Содрогаясь от подобных речей, я прекрасно понимала, что не вправе их оспаривать; ведь я нуждалась в опеке этой безнравственной женщины, а значит, вынуждена была приноравливаться к ней. О губительная опасность порока – стоит поддаться его зову, как он тотчас опутывает связями, прежде казавшимися презренными. Итак, я в полной мере воспользовалась попустительством госпожи де Веркен: каждую ночь Сенневаль представлял мне все новые доказательства своей страсти, и последующие шесть месяцев пролетели в таком опьянении, что у меня не нашлось времени осмыслить происходящее.

Зловещие последствия этого безрассудства вскоре раскрыли мне глаза на истинное положение вещей; я оказалась беременна и готова была умереть от отчаяния. Госпожа де Веркен потешалась над моим состоянием.

– Как бы то ни было, – как-то заявила она мне, – а приличия надо соблюдать. Рождение ребенка в моем доме будет выглядеть не вполне пристойно. Мы с полковником и Сенневалем уже обо всем условились: молодому человеку дадут отпуск, за несколько дней до этого ты отправишься в Мец, вскоре и он отправится за тобой, там, под его защитой ты подаришь жизнь незаконному плоду вашей любви; затем вы оба по очереди вернетесь.

Оставалось лишь повиноваться; кажется, сударь, я уже говорила, что, оступаясь единожды, мы непременно становимся игрушкой случайных людей и обстоятельств; забываясь и делаясь рабами страстей, мы словно предоставляем всем и каждому права на безраздельное господство над нашими судьбами.

Все устроилось так, как хотела госпожа де Веркен; на третий день мы с Сенневалем встретились в Меце в доме одной повитухи, чей адрес я взяла еще в Нанси, и я произвела на свет мальчика. Сенневаль по-прежнему относился ко мне с трогательной нежностью, казалось, он полюбил меня еще крепче с тех пор, как я, по его выражению, удвоила его обличье; он был предельно чуток и внимателен, умолял оставить сына с ним, клялся, что посвятит свою жизнь заботам о нем и не появится в Нанси до тех пор, пока не сдержит обещания.

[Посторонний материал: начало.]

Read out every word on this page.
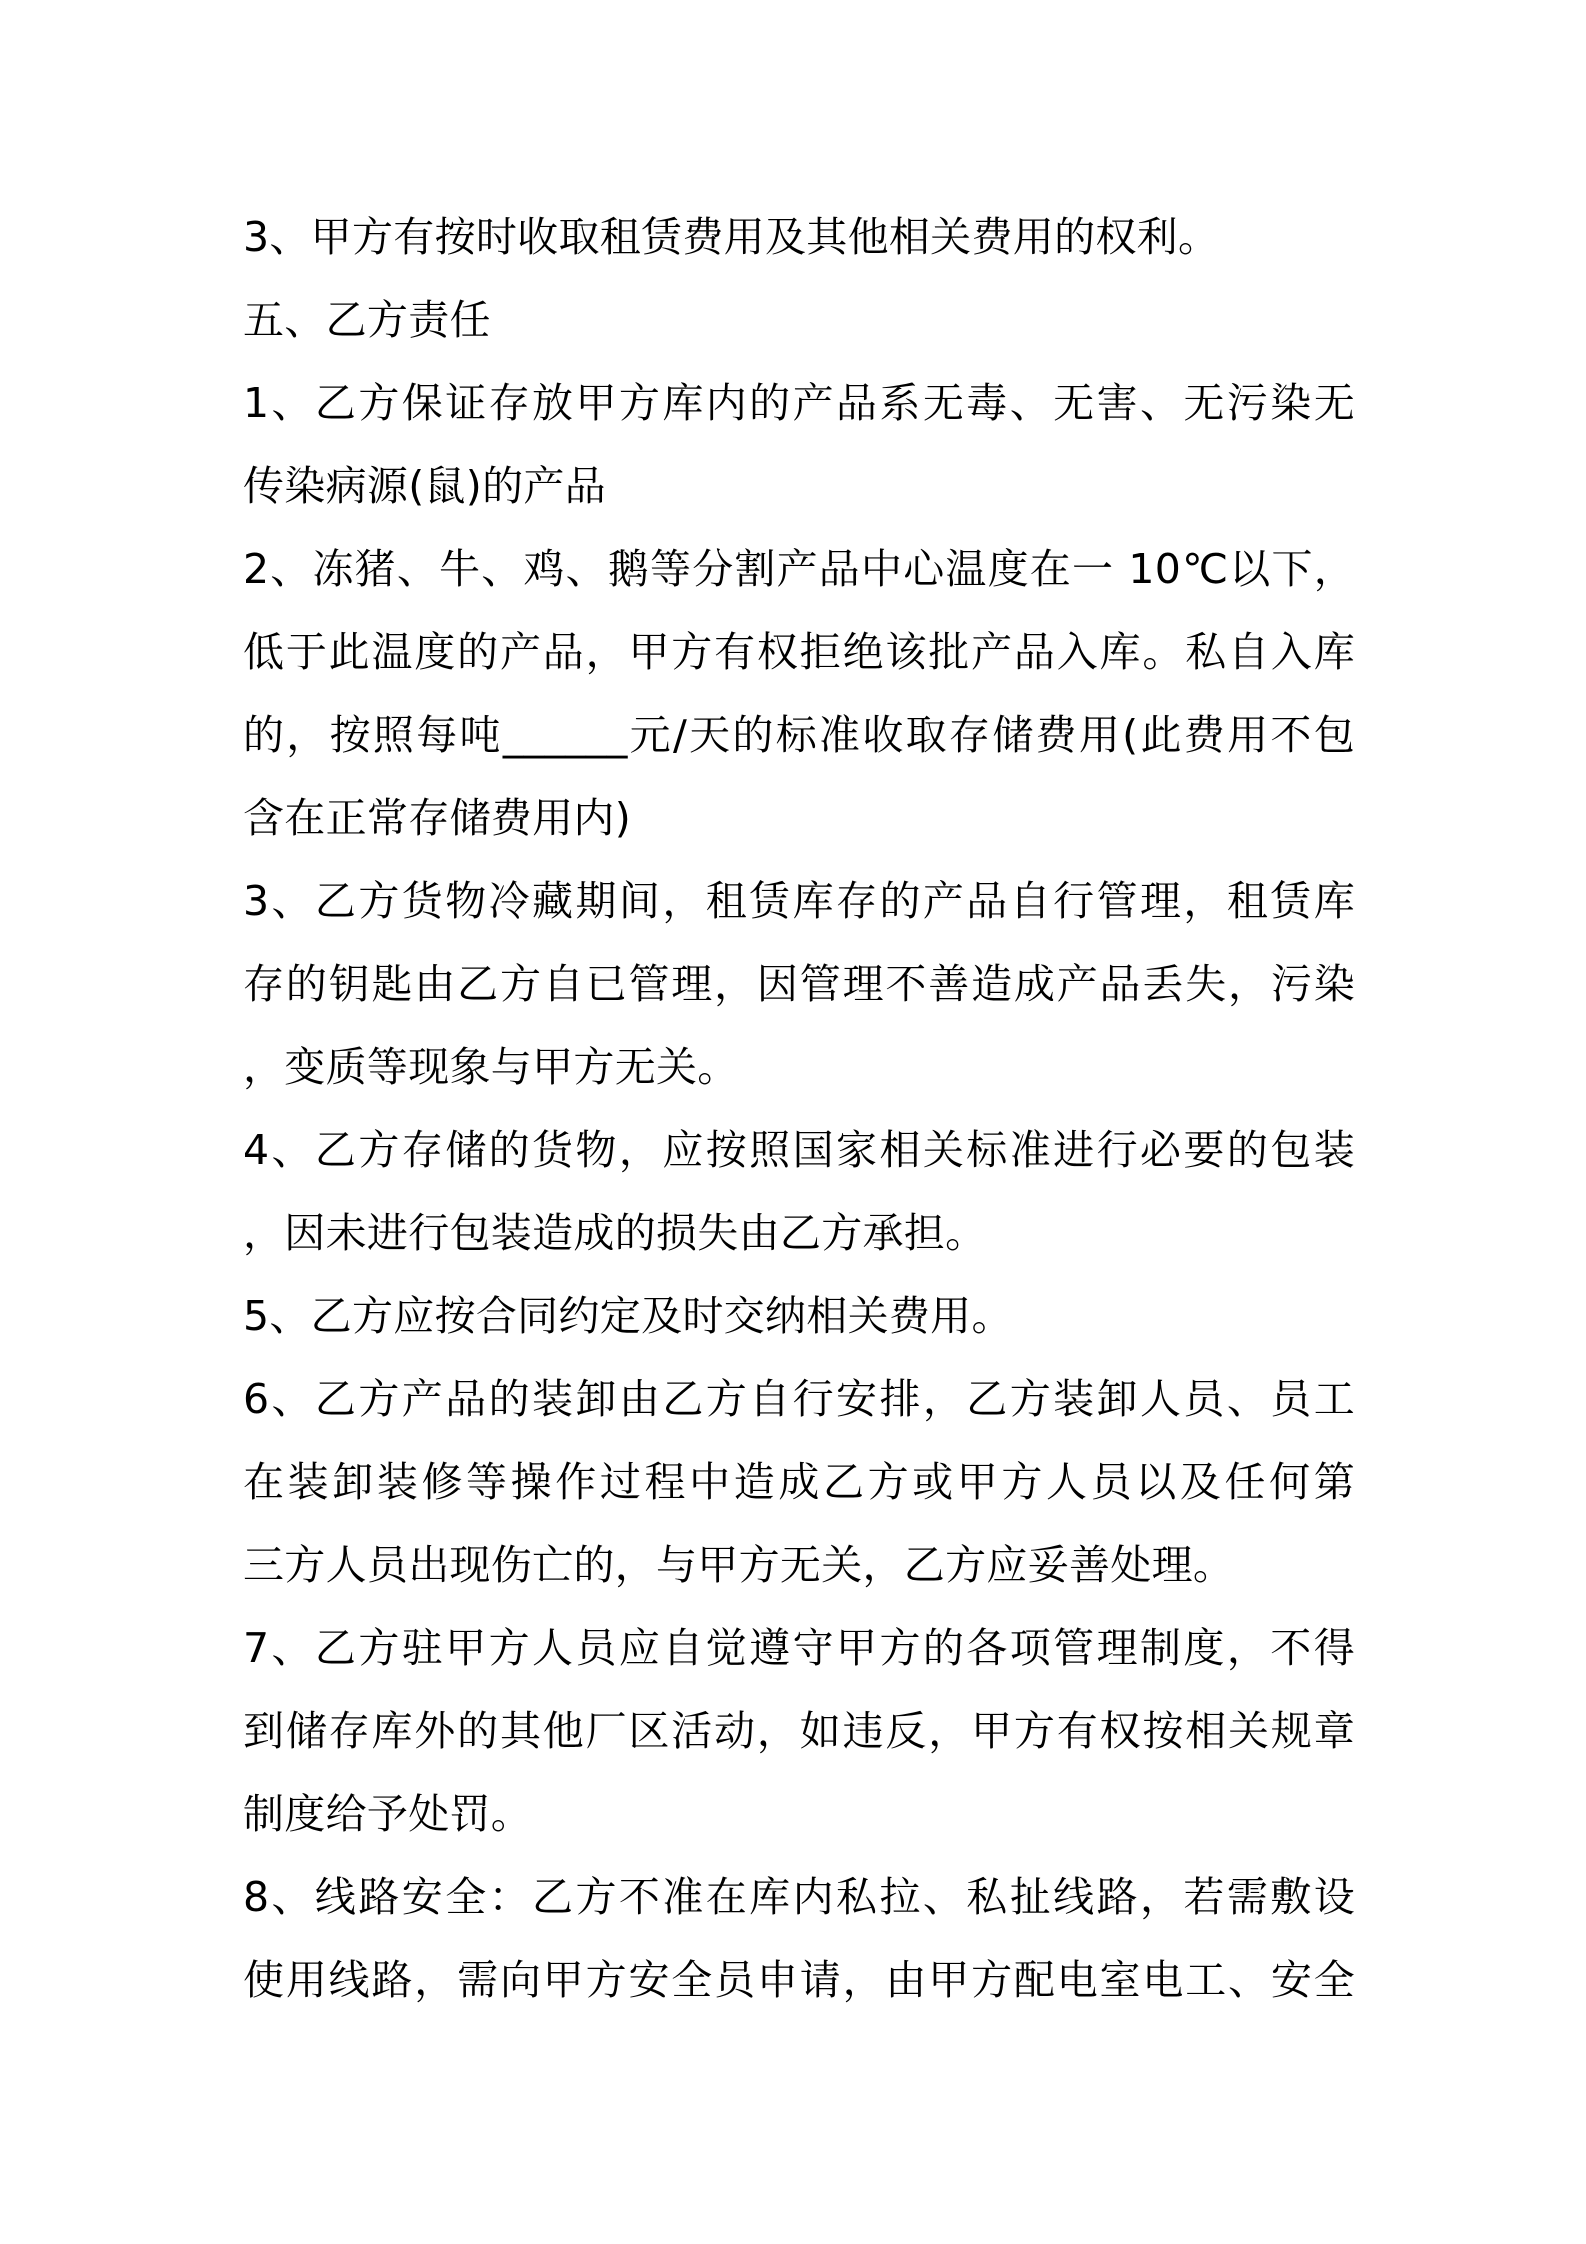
3、甲方有按时收取租赁费用及其他相关费用的权利。
五、乙方责任
1、乙方保证存放甲方库内的产品系无毒、无害、无污染无
传染病源(鼠)的产品
2、冻猪、牛、鸡、鹅等分割产品中心温度在一 10℃以下，
低于此温度的产品，甲方有权拒绝该批产品入库。私自入库
的，按照每吨______元/天的标准收取存储费用(此费用不包
含在正常存储费用内)
3、乙方货物冷藏期间，租赁库存的产品自行管理，租赁库
存的钥匙由乙方自已管理，因管理不善造成产品丢失，污染
，变质等现象与甲方无关。
4、乙方存储的货物，应按照国家相关标准进行必要的包装
，因未进行包装造成的损失由乙方承担。
5、乙方应按合同约定及时交纳相关费用。
6、乙方产品的装卸由乙方自行安排，乙方装卸人员、员工
在装卸装修等操作过程中造成乙方或甲方人员以及任何第
三方人员出现伤亡的，与甲方无关，乙方应妥善处理。
7、乙方驻甲方人员应自觉遵守甲方的各项管理制度，不得
到储存库外的其他厂区活动，如违反，甲方有权按相关规章
制度给予处罚。
8、线路安全：乙方不准在库内私拉、私扯线路，若需敷设
使用线路，需向甲方安全员申请，由甲方配电室电工、安全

Лишь в момент отъезда я высказала ему все, что наболело у меня на душе, я не скрывала, насколько несчастна из-за совершенной по его вине ошибки, я предлагала все исправить, соединив наши судьбы у подножия алтаря. Сенневаль не был готов к такому предложению. Он был смущен…

– Увы! – ответил он. – Я не волен принимать решение, я еще очень молод и завишу от родителей. Мне должно испросить согласия отца. Без соблюдения сей формальности союз наш не состоится. К тому же я для вас не вполне подходящая партия: племянница госпожи де Веркен (в Нанси все почитали меня таковой) достойна более завидного жениха. Послушайте, Флорвиль, давайте позабудем о наших безумствах, и будьте во мне уверены – я сохраню нашу историю в тайне.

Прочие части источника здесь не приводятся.